È insomma alla creazione costante del presente che si deve tendere. Credo che abbiamo il dovere di costruirci ciò che poi sarà un ricordo. E quello di mantenere vivo lo spirito di servizio verso il luogo nel quale siamo, verso la comunità cui in ogni caso apparteniamo. Sì, esistono anche metodi d'immortalità a buon mercato. I figli, dicono: "Che ti riempiono la vita". Evidentemente vuota sino ad allora, implicitamente. E, sia chiaro, senza sminuire di nulla questo atto di creazione suprema. Ma figlio è tante cose. E paternità e maternità altrettanto, anche ben oltre la riproduzione.

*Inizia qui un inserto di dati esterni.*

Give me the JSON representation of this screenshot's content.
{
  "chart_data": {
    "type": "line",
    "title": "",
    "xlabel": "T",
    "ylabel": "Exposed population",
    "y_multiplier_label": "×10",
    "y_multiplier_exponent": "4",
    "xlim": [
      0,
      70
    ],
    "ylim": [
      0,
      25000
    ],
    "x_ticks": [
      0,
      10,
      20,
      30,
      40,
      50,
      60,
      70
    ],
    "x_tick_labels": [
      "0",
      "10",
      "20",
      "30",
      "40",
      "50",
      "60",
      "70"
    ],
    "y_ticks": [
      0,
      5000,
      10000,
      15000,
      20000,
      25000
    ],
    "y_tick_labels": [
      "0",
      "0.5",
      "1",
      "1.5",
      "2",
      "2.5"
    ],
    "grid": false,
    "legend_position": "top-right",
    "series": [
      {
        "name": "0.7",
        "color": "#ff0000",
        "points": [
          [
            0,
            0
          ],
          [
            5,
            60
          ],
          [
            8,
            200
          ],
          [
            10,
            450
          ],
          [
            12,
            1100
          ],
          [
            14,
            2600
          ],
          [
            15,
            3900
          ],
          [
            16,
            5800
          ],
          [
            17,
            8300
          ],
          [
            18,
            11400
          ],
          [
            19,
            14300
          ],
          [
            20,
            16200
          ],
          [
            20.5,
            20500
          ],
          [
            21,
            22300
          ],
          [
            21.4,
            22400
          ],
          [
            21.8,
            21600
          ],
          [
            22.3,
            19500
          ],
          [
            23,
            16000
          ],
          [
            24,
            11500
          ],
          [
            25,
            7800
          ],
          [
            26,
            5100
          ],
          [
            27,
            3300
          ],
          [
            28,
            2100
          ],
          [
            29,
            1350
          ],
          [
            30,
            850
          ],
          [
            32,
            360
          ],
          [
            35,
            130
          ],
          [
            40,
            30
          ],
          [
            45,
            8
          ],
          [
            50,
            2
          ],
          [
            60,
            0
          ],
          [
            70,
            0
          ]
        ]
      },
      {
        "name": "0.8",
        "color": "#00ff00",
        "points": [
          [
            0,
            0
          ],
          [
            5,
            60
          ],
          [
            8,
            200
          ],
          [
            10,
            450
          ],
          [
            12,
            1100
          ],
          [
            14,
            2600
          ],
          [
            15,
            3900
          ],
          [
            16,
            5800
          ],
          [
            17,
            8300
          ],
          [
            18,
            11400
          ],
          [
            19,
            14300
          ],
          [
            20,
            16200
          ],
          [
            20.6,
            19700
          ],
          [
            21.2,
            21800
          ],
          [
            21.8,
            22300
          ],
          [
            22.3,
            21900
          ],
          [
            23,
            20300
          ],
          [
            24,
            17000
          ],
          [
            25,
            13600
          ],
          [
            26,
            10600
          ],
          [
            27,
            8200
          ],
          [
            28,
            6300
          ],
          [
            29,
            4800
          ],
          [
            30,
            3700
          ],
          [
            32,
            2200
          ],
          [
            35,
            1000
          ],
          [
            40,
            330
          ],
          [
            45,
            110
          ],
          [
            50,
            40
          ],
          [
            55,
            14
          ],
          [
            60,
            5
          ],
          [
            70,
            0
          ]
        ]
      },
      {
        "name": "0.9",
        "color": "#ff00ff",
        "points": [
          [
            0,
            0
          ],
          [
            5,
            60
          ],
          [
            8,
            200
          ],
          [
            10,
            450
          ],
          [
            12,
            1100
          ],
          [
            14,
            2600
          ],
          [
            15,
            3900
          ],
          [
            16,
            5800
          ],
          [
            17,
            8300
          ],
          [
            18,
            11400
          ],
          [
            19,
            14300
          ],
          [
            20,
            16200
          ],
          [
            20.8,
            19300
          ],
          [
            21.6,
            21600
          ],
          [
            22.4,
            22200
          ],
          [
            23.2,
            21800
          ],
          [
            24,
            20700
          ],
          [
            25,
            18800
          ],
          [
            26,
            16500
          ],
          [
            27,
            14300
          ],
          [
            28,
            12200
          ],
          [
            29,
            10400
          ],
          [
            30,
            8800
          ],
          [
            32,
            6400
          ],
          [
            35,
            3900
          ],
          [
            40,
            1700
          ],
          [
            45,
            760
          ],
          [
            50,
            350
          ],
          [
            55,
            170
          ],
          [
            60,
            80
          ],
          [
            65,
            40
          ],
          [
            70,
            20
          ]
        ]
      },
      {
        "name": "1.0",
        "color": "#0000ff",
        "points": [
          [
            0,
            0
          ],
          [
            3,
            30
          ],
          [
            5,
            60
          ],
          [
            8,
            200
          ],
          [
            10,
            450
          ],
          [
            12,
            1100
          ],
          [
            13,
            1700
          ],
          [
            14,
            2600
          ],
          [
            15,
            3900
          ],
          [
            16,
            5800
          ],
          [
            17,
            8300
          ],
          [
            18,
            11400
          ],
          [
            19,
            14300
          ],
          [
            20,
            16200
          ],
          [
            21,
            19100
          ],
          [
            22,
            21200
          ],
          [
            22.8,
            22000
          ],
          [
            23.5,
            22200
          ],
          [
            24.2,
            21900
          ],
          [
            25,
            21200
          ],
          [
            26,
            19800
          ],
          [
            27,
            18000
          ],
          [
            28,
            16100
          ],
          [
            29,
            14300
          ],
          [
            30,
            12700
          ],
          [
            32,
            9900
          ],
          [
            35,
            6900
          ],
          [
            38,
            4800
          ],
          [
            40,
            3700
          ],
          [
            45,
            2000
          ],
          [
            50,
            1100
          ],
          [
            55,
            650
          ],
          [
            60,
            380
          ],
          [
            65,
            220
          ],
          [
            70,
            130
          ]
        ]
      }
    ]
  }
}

Dunque di nuovo il tempo e come utilizzarlo, visto che è la cosa più preziosa in quanto di scarsità assoluta. Pensare periodicamente a questo basta in fin dei conti a prendere qualsiasi decisione, in qualunque ambito, persino per le cose più piccole. Se ogni istante diventa fondamentale, lo è anche ogni azione, ogni scelta, ogni decisione. E seguendo questo elementare criterio quasi tutto diventa molto più semplice e gratificante. Il resto non conta.